Affinity maturation is a key process in antibody engineering. It involves introducing mutations into an antibody gene, followed by selecting for variants with higher binding affinity to their target antigen. This iterative process can significantly enhance the effectiveness of antibodies as therapeutics.

molecular simulation

Computer-based modeling of molecular interactions and behavior.

Molecular simulations use computational algorithms to mimic the movement and interactions of atoms and molecules. These simulations can be used to study a wide range of biological processes, including protein folding, drug binding, and cellular signaling.

expanded ensemble simulations

Simulation technique that uses multiple parallel simulations with different energy landscapes to explore a wider range of conformational states.

Expanded ensemble simulations are a powerful computational tool used to study complex systems like proteins. They involve running multiple simulations under slightly different conditions, allowing researchers to sample a broader range of possible conformations and better understand the system's behavior.

affinity

Strength of the binding between two molecules.

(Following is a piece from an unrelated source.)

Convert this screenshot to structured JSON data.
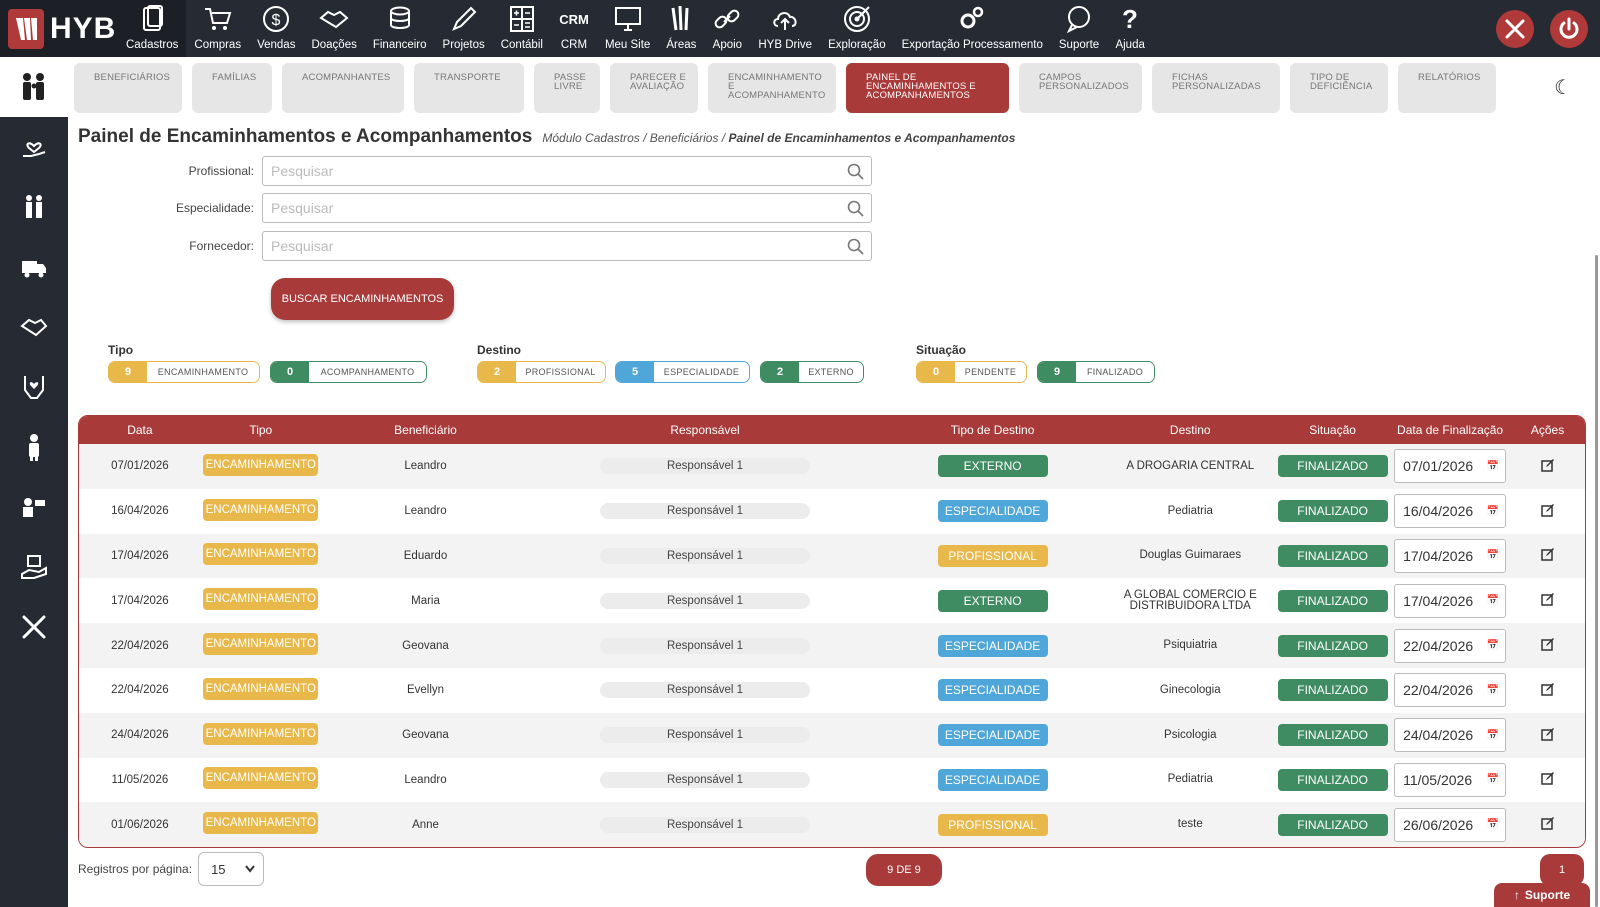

Affinity refers to the strength with which two molecules, such as a protein and its ligand (e.g., a drug), bind to each other. Higher affinity means stronger binding, making it more likely for the molecules to interact.

mutations

Changes in the DNA sequence that can alter protein structure and function.

Mutations are alterations in the genetic code (DNA) that can lead to changes in the amino acid sequence of proteins. These changes can affect protein structure, function, and interactions with other molecules.